On EpochAI’s Frontier Math benchmark, o3 was able to solve 25.2 percent of the problems, while no model had been able to exceed 2 percent. This suggests a leap forward in the mathematical reasoning capabilities compared to the previous model. Benchmarks vs. Real-World Value
Ideal applications for a PhD-level AI model include analyzing medical data, supporting climate models, and handling routine research work. If accurate, the high prices reported by The Information suggest that OpenAI believes that these systems can provide substantial value for businesses. SoftBank, a major OpenAI investor, is reported to have committed to spending $3 Billion on OpenAI’s Agent Products this year alone. This indicates a significant business interest, despite the costs.
OpenAI is facing financial pressures which may affect its premium pricing strategy. According to reports, the company lost $5 billion in operating costs and other expenses associated with running its services.
News of OpenAI’s stratospheric price plans comes after years of relatively affordable AI service that have conditioned the users to expect powerful abilities at relatively low cost. ChatGPT Plus costs $20 per month, while Claude Pro is $30. These are both tiny fractions compared to the proposed enterprise tiers. Even ChatGPT’s $200/month is a small amount compared to these new proposed fees. It is unclear whether the performance difference between tiers will match the price difference of a thousandfold.
Despite their benchmark performances, these simulated reasoning models still struggle with confabulations–instances where they generate plausible-sounding but factually incorrect information. This is a major concern for research applications that require accuracy and reliability. A $20,000 investment per month raises the question of whether organizations can rely on these systems to not introduce subtle errors in high-stakes, risky research.

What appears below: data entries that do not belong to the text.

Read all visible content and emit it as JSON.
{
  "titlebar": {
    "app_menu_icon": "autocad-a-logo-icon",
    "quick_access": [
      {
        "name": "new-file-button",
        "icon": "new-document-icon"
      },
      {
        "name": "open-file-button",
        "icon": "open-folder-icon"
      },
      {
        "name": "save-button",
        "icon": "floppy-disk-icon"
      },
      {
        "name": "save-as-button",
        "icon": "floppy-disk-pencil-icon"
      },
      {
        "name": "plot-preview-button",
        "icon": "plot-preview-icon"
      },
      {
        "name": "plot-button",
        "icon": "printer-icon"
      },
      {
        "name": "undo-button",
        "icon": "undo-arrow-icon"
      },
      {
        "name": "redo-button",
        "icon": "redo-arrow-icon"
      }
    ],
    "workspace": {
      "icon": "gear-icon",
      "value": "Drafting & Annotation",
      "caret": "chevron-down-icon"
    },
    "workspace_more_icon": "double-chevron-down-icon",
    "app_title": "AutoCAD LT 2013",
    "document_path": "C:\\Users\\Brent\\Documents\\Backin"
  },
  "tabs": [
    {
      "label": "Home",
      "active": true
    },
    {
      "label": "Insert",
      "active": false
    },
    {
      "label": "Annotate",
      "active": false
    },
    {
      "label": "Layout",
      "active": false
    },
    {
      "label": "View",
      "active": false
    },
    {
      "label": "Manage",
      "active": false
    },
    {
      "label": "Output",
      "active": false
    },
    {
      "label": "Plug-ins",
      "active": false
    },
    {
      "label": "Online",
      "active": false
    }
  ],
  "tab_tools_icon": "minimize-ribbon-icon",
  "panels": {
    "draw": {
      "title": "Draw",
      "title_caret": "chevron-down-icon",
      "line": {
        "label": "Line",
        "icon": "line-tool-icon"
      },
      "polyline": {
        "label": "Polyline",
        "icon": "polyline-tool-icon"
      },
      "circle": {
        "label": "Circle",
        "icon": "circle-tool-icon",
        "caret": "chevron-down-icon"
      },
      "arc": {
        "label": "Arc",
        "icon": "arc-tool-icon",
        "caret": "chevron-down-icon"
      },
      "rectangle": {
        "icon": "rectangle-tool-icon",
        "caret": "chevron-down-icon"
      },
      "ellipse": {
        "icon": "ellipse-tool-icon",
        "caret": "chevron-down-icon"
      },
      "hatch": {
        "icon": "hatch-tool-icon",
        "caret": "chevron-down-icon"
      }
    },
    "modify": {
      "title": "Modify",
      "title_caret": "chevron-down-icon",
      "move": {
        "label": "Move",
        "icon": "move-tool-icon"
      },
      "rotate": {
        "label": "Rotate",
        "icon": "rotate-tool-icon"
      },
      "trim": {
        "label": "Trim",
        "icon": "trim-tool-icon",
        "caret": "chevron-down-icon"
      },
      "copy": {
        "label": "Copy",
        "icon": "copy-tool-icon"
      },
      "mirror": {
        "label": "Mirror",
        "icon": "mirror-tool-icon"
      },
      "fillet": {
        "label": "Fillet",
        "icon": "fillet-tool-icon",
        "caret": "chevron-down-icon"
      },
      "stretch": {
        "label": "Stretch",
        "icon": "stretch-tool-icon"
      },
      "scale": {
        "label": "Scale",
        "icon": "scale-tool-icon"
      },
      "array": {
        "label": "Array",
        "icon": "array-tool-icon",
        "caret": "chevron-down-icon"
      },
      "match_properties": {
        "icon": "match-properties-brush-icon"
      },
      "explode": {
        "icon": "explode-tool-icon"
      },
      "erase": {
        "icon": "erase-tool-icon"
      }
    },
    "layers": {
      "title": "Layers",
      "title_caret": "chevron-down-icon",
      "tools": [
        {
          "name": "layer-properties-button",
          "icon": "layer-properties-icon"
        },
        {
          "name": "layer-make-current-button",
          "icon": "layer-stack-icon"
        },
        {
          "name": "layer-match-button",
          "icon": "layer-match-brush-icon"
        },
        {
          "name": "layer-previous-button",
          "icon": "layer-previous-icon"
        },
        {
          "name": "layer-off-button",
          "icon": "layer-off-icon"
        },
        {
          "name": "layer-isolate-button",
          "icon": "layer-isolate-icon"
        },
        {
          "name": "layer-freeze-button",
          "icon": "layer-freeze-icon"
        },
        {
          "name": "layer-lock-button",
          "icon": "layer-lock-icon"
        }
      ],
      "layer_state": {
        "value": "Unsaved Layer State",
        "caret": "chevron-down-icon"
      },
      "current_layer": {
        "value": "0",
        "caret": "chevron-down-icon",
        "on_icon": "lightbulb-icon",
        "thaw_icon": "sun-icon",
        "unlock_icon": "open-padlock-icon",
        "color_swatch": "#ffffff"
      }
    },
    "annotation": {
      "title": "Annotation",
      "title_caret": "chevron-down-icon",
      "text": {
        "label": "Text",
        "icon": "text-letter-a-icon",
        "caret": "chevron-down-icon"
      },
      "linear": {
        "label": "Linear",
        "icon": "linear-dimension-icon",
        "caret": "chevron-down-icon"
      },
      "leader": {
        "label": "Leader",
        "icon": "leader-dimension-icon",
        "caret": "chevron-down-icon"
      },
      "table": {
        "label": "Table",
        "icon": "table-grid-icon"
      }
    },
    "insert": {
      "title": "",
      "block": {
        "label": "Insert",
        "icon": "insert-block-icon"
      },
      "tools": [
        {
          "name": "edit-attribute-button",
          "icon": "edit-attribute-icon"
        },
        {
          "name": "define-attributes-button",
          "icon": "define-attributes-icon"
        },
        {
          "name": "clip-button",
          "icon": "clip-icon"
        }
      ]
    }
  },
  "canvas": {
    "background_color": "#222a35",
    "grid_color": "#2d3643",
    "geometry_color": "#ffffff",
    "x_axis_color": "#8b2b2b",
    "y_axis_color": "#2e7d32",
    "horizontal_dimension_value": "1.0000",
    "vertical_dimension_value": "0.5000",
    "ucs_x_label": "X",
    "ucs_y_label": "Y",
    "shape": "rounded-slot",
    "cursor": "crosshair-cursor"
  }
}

In reaction to the news, many people joked on social media that businesses could hire a PhD student for much less. “In case you have forgotten,” In a viral tweet xAI Developer Hieu Pham wrote, “most PhD students, including the brightest stars who can do way better work than any current LLMs—are not paid $20K / month.”
Although these systems show strong abilities on specific benchmarks “PhD-level” remains largely a market term. These models can process information and synthesize it at impressive speeds. However, questions remain as to how well they can handle creative thinking, intellectual skepticism and original research, which are all part of doctoral level work. They will never tire or need health insurance. They will also continue to improve and reduce in cost as time goes on.